VOCAL provides a range of Forward Error Correction algorithms optimized for different platforms to meet speed and memory requirements for your application. Our software may be licensed as a standalone algorithm or library with custom solutions available. Contact us to discuss your application requirements.
Turbo Codes
VOCAL’s Turbo Codes (TC) Forward Error Correcting (FEC) algorithms are available in several forms, including pure software and varying levels of hardware complexity utilizing UDI instructions. The Turbo Codes algorithms can be used on squared and non-squared QAM constellations and include both Full-Turbo coding and Multi-level Turbo Coding. The process of encoding is simpler than decoding; for this reason, this technique is very suitable for asymmetrical coding (where different coding is used in each direcction of the communication system).
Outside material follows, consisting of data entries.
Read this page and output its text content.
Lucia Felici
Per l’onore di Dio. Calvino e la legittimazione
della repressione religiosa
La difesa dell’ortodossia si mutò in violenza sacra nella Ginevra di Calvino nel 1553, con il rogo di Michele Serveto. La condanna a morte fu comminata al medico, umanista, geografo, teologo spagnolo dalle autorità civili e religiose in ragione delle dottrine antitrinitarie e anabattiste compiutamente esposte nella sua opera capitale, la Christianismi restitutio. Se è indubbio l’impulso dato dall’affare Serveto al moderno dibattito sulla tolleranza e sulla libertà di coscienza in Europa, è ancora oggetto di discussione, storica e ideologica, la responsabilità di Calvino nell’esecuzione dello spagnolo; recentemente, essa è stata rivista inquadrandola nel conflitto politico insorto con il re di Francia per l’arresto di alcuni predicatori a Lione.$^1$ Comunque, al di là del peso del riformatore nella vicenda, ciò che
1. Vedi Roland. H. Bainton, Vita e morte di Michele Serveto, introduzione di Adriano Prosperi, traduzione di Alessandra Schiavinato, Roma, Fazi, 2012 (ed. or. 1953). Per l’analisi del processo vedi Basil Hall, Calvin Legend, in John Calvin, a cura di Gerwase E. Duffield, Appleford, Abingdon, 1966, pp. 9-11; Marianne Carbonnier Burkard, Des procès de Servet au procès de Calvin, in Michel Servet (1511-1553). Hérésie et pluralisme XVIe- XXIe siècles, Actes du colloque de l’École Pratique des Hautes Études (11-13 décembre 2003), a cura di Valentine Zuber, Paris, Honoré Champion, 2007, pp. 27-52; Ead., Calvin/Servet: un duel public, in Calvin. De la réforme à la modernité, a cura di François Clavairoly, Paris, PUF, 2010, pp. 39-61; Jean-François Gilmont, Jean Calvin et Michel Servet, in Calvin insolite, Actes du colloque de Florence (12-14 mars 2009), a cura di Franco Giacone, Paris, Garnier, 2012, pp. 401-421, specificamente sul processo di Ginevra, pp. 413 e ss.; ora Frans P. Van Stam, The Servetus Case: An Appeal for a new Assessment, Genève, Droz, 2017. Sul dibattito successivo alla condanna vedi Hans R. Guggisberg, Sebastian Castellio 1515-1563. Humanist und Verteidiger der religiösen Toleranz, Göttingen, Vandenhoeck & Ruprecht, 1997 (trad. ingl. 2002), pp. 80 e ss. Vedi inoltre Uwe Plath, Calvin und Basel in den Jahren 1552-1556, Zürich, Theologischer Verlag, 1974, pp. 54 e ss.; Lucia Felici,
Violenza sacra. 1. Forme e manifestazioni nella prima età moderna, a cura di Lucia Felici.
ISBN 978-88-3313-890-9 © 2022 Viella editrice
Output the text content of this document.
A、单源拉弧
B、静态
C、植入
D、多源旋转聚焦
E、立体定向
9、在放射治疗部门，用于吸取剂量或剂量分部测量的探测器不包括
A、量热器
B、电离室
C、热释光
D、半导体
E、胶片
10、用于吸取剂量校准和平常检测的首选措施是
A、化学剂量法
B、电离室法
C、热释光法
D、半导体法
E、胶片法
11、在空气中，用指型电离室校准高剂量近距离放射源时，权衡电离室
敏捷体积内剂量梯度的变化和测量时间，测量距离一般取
Low-Density-Parity-Check Codes
VOCAL’s Low-Density-Parity-Check Codes (LDPC) Forward Error Correcting (FEC) algorithms are available in several forms, including pure software and varying levels of hardware complexity utilizing UDI instructions. Low-Density-Parity-Check Codes algorithms can be used on squared and non- squared QAM constellations and include both Full-Low-Density-Parity-Check Codes and Multi-level Low- Density-Parity-Check Codes. In this case, the process of decoding is simpler than encoding; therefore, this technique is also very suitable for asymmetrical coding.
BCH code
VOCAL’s BCH error correction algorithms are available in several forms. Pure software solutions are available in several different forms for both the encoder and decoder. Different versions allow speed versus memory tradeoffs to be made, permitting efficient and easy expansion of the code for assembly language optimization.
Reed Solomon (RS) coding
VOCAL Reed Solomon (RS) FEC algorithms are available in several formats, including pure software and varying levels of hardware complexity utilizing UDI instructions. The Reed Solomon algorithms rely on special properties of Galois Field (GF) operations. UDI instructions are recommended to support the efficient implementation of Galois Field operations. Where special assistive hardware is not available (as is the case on most general purpose processors), the algorithms are typically implemented via table look-ups or are performed in the log domain. Optimization for specific architectures is available for varying levels of cache usage and processing power. Pure software solutions are available in several different forms for both the encoder and decoder. Different versions allow speed versus memory tradeoffs to be made, permitting efficient and easy expansion of the code for assembly language optimization.